# Rear light clusters



## Speary8 (Aug 19, 2021)

Can somebody advise me on how to remove the rear light clusters on my Swift Voyager 685FB. There doesn’t seem to be access from inside. There is a grey trip panel around the lights that looks like it might pull off but I’d rather get advice first


----------



## erneboy (Feb 8, 2007)

Hello. A photograph would help. Most of us won't know what lights that model of swift has.


----------



## Pudsey_Bear (Sep 25, 2008)

Looked on Youtube to find the model which didn't help much, always best to post a picture.

I'd have a look at behind the bumper first.

is this the right one?


----------



## Penquin (Oct 15, 2007)

Are there not three cross head screws through the plastic covers ?

That is what our Swift has, carefully undo (they should not fall out 😩 )

Gently remove cover to expose bulbs, if you want to remove the entire cluster there are more cross head screws to remove to take it off, the bulbs can be changed after the first removal which exposes the back of the bulbs, pull it out straight from the cover and then remove as they are ALL bayonet fitting.


----------



## Pudsey_Bear (Sep 25, 2008)

I think if there are screws he'd have seen them Dave.


----------



## Penquin (Oct 15, 2007)

It is in the Swift handbook, remove panel internally (!) to access rear of light cluster, then remove two nuts to allow removal of light cluster.
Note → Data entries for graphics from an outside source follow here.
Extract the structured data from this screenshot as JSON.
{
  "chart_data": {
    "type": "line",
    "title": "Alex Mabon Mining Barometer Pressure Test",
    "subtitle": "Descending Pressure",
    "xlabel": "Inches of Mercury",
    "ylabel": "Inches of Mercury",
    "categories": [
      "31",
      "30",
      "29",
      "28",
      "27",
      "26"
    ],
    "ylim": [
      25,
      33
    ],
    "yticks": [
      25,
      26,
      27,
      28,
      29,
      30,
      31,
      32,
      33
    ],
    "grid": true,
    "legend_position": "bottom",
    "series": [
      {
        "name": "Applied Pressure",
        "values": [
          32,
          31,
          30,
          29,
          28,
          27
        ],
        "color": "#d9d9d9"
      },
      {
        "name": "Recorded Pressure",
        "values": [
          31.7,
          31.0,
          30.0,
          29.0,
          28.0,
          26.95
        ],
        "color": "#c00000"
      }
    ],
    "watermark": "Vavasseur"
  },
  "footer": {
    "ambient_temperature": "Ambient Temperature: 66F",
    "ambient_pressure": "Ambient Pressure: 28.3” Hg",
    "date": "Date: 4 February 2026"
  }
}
Sorry, I would post picture, but cannot on this device….

Those are the words from the handbook, not easy to find but…

Page 123 "Changing exterior bulbs"

https://orbit.brightbox.com/v1/acc-...nal/2020-Select-Panel-Van-Owners-Handbook.pdf

The panel removal is described but it sounds more complex than is reasonable IMO…..

Good luck !


----------



## Pudsey_Bear (Sep 25, 2008)

That is for a panel van Dave and is correct but I think his is a coach built but he hasn't come back since so we have to wait, don't even know which year and I have seen 3 different back light set ups.
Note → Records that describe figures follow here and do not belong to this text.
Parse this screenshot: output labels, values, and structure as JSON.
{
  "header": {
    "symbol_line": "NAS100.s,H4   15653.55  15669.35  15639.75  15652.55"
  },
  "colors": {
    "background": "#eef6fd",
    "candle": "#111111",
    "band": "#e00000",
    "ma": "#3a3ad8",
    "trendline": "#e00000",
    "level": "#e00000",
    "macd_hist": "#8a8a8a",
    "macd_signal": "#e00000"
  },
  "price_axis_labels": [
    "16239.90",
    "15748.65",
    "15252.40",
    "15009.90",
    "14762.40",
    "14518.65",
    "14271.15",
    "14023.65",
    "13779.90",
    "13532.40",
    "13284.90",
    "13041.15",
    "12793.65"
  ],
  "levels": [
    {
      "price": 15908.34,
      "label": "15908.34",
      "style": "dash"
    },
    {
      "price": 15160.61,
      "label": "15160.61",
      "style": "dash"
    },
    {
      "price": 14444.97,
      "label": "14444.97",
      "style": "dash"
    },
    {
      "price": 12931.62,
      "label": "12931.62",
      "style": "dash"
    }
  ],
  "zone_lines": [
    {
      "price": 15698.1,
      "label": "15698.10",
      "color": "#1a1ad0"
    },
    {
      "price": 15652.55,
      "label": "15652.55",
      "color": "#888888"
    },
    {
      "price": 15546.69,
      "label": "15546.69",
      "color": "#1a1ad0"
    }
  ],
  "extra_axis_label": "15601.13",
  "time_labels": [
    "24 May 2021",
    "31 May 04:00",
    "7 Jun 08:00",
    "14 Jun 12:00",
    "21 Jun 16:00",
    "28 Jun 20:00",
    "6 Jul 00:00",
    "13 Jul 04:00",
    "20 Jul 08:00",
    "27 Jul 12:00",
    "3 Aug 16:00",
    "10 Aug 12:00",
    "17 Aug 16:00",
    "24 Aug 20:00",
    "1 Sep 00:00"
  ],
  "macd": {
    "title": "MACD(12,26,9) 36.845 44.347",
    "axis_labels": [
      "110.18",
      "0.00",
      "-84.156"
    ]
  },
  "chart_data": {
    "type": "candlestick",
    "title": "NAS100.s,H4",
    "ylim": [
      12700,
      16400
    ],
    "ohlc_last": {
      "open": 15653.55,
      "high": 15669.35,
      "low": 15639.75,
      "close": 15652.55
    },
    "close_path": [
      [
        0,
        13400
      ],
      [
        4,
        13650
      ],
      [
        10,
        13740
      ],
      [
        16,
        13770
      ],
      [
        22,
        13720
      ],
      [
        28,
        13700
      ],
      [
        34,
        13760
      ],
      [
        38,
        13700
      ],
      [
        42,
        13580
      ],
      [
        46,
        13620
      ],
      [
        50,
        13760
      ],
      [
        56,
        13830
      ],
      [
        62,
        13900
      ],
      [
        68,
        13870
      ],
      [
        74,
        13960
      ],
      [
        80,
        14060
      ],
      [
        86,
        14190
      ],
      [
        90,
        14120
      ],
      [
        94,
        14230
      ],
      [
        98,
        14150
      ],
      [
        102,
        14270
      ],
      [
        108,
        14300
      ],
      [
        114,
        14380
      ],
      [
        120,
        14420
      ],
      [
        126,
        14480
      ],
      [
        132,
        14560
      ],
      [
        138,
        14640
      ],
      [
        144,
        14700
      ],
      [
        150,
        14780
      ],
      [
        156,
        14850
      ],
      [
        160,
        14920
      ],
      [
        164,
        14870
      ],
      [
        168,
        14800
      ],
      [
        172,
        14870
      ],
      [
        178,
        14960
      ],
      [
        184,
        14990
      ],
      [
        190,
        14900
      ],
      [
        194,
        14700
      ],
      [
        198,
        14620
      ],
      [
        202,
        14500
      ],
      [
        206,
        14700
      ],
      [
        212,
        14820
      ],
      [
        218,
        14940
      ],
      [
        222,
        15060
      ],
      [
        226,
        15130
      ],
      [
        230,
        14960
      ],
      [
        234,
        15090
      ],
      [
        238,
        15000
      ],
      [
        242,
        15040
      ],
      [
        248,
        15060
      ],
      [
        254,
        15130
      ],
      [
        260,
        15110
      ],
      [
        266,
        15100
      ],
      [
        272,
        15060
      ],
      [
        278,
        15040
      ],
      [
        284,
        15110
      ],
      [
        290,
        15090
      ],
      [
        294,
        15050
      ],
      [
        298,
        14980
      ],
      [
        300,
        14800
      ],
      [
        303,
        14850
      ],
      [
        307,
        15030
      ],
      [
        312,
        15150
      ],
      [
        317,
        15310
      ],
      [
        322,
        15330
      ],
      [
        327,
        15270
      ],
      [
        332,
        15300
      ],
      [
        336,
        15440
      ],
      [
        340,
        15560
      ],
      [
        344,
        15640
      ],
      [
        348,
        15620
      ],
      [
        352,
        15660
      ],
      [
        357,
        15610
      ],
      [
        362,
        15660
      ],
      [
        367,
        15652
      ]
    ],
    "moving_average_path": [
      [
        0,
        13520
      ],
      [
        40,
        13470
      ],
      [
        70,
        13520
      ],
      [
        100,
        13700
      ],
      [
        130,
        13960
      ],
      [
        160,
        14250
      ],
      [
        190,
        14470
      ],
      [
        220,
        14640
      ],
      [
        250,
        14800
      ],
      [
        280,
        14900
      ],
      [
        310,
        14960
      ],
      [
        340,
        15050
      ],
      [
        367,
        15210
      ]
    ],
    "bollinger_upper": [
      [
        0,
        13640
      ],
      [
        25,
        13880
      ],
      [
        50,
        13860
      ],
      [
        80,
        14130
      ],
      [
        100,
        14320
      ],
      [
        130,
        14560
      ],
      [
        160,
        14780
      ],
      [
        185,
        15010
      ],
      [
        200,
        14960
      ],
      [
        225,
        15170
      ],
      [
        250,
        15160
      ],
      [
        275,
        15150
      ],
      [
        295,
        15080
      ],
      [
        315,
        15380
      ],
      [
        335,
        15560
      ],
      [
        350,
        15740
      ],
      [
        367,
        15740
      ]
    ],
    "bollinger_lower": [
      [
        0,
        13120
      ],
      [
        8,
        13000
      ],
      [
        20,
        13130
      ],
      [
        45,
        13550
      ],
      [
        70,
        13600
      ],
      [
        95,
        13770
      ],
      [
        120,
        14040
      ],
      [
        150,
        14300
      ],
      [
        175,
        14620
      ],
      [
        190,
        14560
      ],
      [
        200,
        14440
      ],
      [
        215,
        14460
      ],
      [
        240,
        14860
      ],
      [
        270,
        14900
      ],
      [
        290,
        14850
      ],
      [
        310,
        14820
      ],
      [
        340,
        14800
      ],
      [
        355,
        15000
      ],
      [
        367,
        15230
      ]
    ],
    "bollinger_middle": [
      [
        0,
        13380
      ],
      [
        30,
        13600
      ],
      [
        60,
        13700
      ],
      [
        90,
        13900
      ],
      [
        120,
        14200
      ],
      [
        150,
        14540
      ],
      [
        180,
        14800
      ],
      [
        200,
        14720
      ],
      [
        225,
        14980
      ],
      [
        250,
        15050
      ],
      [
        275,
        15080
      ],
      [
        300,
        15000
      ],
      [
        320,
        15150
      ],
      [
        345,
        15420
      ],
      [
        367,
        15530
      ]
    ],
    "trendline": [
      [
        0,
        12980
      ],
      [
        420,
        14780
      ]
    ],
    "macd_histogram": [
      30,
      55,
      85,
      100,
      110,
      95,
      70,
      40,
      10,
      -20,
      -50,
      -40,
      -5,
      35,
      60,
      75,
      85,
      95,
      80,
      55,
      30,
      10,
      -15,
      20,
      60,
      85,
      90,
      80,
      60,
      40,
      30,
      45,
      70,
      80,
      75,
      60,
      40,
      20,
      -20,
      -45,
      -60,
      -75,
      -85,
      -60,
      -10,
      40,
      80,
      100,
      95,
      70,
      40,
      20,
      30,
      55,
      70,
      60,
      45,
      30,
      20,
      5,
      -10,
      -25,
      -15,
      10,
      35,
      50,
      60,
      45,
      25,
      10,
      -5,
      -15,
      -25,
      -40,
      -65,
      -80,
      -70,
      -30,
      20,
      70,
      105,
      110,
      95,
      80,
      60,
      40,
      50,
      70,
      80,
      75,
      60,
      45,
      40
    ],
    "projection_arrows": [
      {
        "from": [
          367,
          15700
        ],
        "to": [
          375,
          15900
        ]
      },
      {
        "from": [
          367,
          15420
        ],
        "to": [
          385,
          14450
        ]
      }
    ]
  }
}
This one looks straight forward so I assume it's not this one.


----------



## Penquin (Oct 15, 2007)

I suspect things have changed since 2010 though…

Their parallel handbook for the Kontiki etc. is about as useful as a cat flap on a submarine, it tells in detail how to clear up spilled milk etc., but nothing about external bulbs…

https://www.swiftgroup.co.uk/media/11ibuxs5/2021-coachbuilt-motorhomes-handbook.pdf

Useful tip on how to clean fresh water probes - EXACTLY how most people have for many years without such advice……. use a scouring pad on the probes GENTLY.


----------



## Pudsey_Bear (Sep 25, 2008)

Swift manuals are rubbish, they span loads of models.

We still don't know what year van we're trying to help with, the OP needs to help us to help him, until then "I'm out".


----------



## jiwawa (Jun 22, 2007)

Penquin said:


> .... it tells in detail how to clear up spilled milk etc., but nothing about external bulbs…


Ah, thanks Dave, that gave me a good laugh this morning!


----------



## Penquin (Oct 15, 2007)

Pudsey_Bear said:


> Swift manuals are rubbish, they span loads of models.
> 
> We still don't know what year van we're trying to help with, the OP needs to help us to help him, until then "I'm out".


It does say my NEW van so it might be new to him or new totally, but as they don't seem to have been made for 10 years I suspect it's the former………


----------



## Speary8 (Aug 19, 2021)

Sorry I forgot the year and photograph. The advice I received was a great help. In the end they are held on by 3 plastic push lugs and some Velcro
Thanks again everybody


----------